For $x_n=\frac{1}{k}+\frac{1}{n}$ then $$\sum_{n=1}^{\infty}\frac{1}{1+x_na_n}=k\sum_{n=1}^{\infty}\frac{1}{k+(1+k/n)a_n}\leq k\sum_{n=1}^{\infty}\frac{1}{1+a_n}<\infty.$$
For this sequence, $x_n=\frac{1}{k}+\frac{1}{n}$, the $\lim \inf x_n $ is $\frac{1}{k}>0$. I want to do the same for general $1>\epsilon >0$. Given $1>\epsilon >0$ there exists $k$ such that $\epsilon>\frac{1}{k}$.
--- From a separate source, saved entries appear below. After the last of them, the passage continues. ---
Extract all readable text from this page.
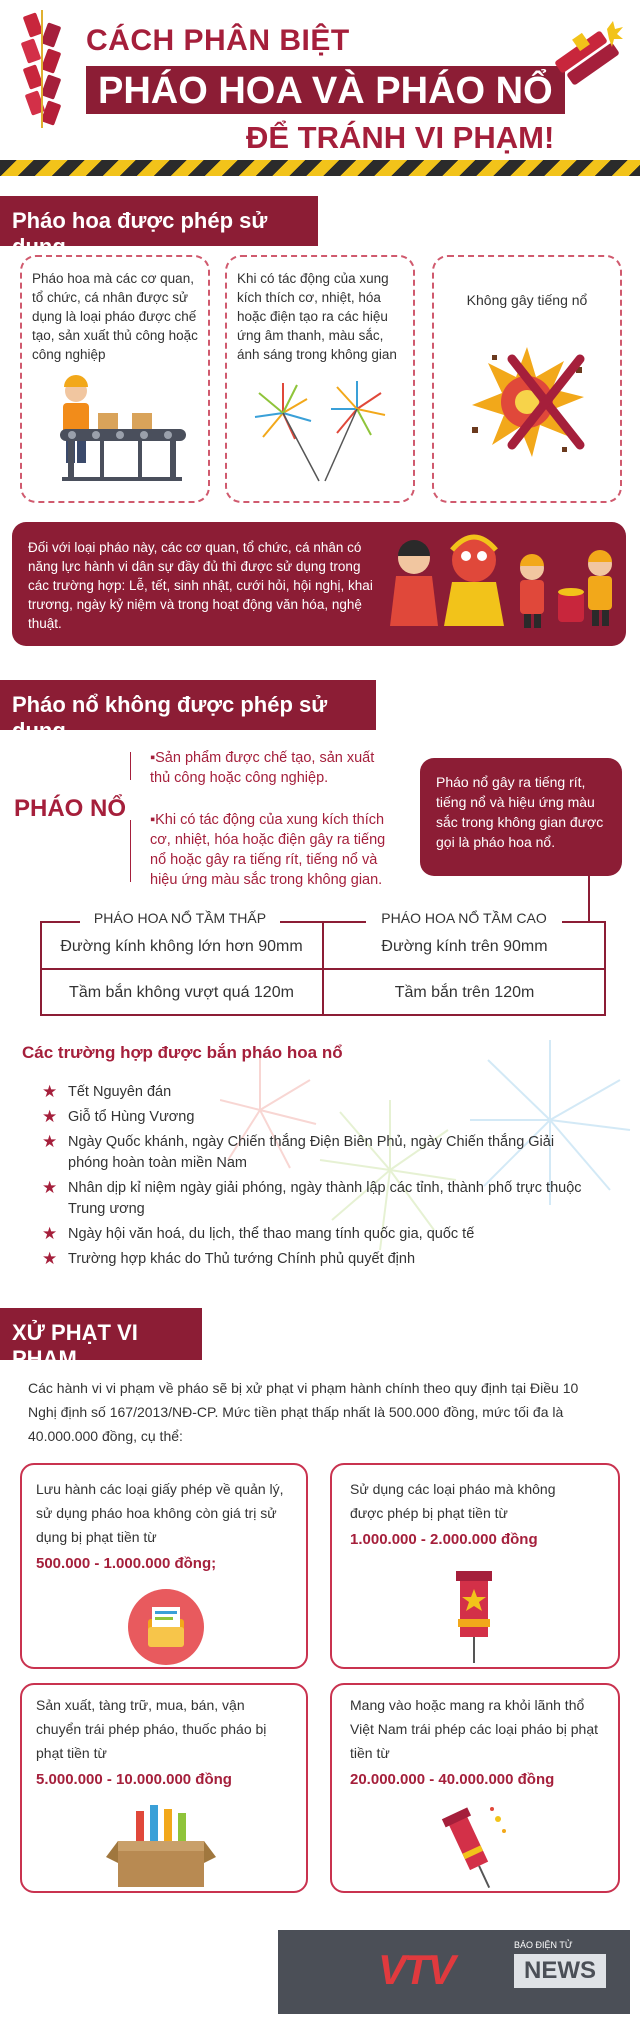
CÁCH PHÂN BIỆT
PHÁO HOA VÀ PHÁO NỔ
ĐỂ TRÁNH VI PHẠM!
Pháo hoa được phép sử dụng
Pháo hoa mà các cơ quan, tổ chức, cá nhân được sử dụng là loại pháo được chế tạo, sản xuất thủ công hoặc công nghiệp
Khi có tác động của xung kích thích cơ, nhiệt, hóa hoặc điện tạo ra các hiệu ứng âm thanh, màu sắc, ánh sáng trong không gian
Không gây tiếng nổ
Đối với loại pháo này, các cơ quan, tổ chức, cá nhân có năng lực hành vi dân sự đầy đủ thì được sử dụng trong các trường hợp: Lễ, tết, sinh nhật, cưới hỏi, hội nghị, khai trương, ngày kỷ niệm và trong hoạt động văn hóa, nghệ thuật.
Pháo nổ không được phép sử dụng
PHÁO NỔ
▪Sản phẩm được chế tạo, sản xuất thủ công hoặc công nghiệp.
▪Khi có tác động của xung kích thích cơ, nhiệt, hóa hoặc điện gây ra tiếng nổ hoặc gây ra tiếng rít, tiếng nổ và hiệu ứng màu sắc trong không gian.
Pháo nổ gây ra tiếng rít, tiếng nổ và hiệu ứng màu sắc trong không gian được gọi là pháo hoa nổ.
PHÁO HOA NỔ TẦM THẤP	PHÁO HOA NỔ TẦM CAO
Đường kính không lớn hơn 90mm	Đường kính trên 90mm
Tầm bắn không vượt quá 120m	Tầm bắn trên 120m
Các trường hợp được bắn pháo hoa nổ
★ Tết Nguyên đán
★ Giỗ tổ Hùng Vương
★ Ngày Quốc khánh, ngày Chiến thắng Điện Biên Phủ, ngày Chiến thắng Giải phóng hoàn toàn miền Nam
★ Nhân dịp kỉ niệm ngày giải phóng, ngày thành lập các tỉnh, thành phố trực thuộc Trung ương
★ Ngày hội văn hoá, du lịch, thể thao mang tính quốc gia, quốc tế
★ Trường hợp khác do Thủ tướng Chính phủ quyết định
XỬ PHẠT VI PHẠM
Các hành vi vi phạm về pháo sẽ bị xử phạt vi phạm hành chính theo quy định tại Điều 10 Nghị định số 167/2013/NĐ-CP. Mức tiền phạt thấp nhất là 500.000 đồng, mức tối đa là 40.000.000 đồng, cụ thể:
Lưu hành các loại giấy phép về quản lý, sử dụng pháo hoa không còn giá trị sử dụng bị phạt tiền từ
500.000 - 1.000.000 đồng;
Sử dụng các loại pháo mà không được phép bị phạt tiền từ
1.000.000 - 2.000.000 đồng
Sản xuất, tàng trữ, mua, bán, vận chuyển trái phép pháo, thuốc pháo bị phạt tiền từ
5.000.000 - 10.000.000 đồng
Mang vào hoặc mang ra khỏi lãnh thổ Việt Nam trái phép các loại pháo bị phạt tiền từ
20.000.000 - 40.000.000 đồng
VTV
BÁO ĐIỆN TỬ
NEWS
So, $$\lim \inf x_n=\epsilon >\frac{1}{k}=\lim \inf \frac{1}{k}+\frac{1}{n}$$
Then i want to say $x_n\geq \frac{1}{k}+\frac{1}{n}$. So, $$\frac{1}{1+x_na_n}\leq \frac{1}{1+(1/k+1/n)a_n}$$ and in particular,
$$\sum_{n=1}^{\infty}\frac{1}{1+x_na_n}\leq \sum_{n=1}^{\infty} \frac{1}{1+(1/k+1/n)a_n}\leq k\sum_{n=1}^{\infty}\frac{1}{1+a_n}<\infty.$$
I just want to know if there are any gaps or false statements.
Convergence only depends on the tail of the series.
If $\liminf x_n \ge b > 0$, then there is some $N$ such that for $n > N$, $x_n > b/2$. Let $B = \max(1, 2/b)$.
Then for $n > N$, $$\dfrac{1}{1+x_n a_n} \le \dfrac{1}{1 + (b/2) a_n} \le \dfrac{B}{1+a_n}$$
By a Comparison test, $\sum_n 1/(1+x_n a_n)$ converges.